Niederösterreich hat gewählt. Das heißt einerseits: Die Wahlen in Kärnten und Salzburg geraten für die Parteien nun stärker in den Fokus. Gerade für die ÖVP war die Landtagswahl in Österreichs größtem Bundesland aber mit Abstand der wichtigste Termin in diesem Jahr.

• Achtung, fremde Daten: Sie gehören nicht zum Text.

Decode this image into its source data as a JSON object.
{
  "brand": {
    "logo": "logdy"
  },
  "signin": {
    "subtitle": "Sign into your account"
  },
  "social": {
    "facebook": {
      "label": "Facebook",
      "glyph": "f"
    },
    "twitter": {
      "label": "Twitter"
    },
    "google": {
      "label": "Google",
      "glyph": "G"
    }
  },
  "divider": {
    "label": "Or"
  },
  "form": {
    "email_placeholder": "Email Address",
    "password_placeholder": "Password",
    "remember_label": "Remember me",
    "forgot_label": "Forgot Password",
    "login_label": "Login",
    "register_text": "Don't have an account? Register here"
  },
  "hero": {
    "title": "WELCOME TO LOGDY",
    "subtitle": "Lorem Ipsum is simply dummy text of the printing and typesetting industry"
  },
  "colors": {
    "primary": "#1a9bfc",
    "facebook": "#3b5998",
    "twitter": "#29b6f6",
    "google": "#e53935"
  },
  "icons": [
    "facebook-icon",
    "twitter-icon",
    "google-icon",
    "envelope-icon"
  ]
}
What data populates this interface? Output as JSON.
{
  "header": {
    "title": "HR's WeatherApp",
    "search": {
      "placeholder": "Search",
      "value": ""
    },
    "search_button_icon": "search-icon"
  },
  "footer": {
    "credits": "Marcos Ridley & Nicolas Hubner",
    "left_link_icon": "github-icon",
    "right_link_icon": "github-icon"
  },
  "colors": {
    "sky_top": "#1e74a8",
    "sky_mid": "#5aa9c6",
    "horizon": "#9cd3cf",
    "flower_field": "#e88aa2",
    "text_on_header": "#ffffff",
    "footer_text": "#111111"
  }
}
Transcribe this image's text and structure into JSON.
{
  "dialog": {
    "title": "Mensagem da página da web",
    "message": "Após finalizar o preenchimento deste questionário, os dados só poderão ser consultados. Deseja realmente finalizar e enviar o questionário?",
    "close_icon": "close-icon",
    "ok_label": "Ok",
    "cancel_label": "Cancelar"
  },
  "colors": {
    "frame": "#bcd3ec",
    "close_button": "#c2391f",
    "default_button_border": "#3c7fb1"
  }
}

Bei ihrer Neujahrsklausur im niederösterreichischen Mauerbach hatte die Bundesregierung den Fokus vor allem auf den Ausbau erneuerbarer Energie gelegt. Einen Tag später wurden Verschärfungen des Korruptionsstrafrechts präsentiert. Und die Causa Teichtmeister sorgte rasch für Forderungen nach strengeren Gesetzen gegen Darstellungen von Kindesmissbrauchs. Andere Bundesvorhaben gerieten während des Wahlkampfs hingegen eher in den Hintergrund und könnten nun neuen Schwung erhalten.

Arbeitsmarkt

Die Zahl der offenen Stellen in Österreich schießt in die Höhe, gleichzeitig stehen wir am Beginn einer Pensionierungswelle. In Mauerbach konnte sich die Regierung aber nicht auf Arbeitsmarkt-Maßnahmen einigen. Eine Reformgruppe soll bis März erarbeiten, wie man Personen, die länger arbeiten wollen, entlasten kann.

Die ÖVP wollte Überstunden steuerlich begünstigen und Pensionsversicherungsbeiträge für arbeitende Personen, die bereits über dem gesetzlichen Pensionsantrittsalter sind, streichen. Geflüchtete aus der Ukraine statt in der Grundversorgung in der Sozialhilfe zu betreuen, damit sie leichter in den Arbeitsmarkt integriert werden können, ist hingegen weiter nicht vorgesehen.

ORF

Bis Ende des Jahres muss feststehen, wie der öffentlich-rechtliche Rundfunk in Österreich künftig finanziert wird. Denn der Verfassungsgerichtshof hat letztes Jahr entschieden, dass auch Personen, die den ORF nur online streamen, GIS zahlen müssen. Unklar ist, wie die "Streaming-Lücke" geschlossen werden soll. Medienministerin Susanne Raab (ÖVP) hat aber bereits angekündigt, dass sich der ORF auf keinen Geldsegen einstellen darf: "Auch das Geld für den ORF wächst nicht auf den Bäumen."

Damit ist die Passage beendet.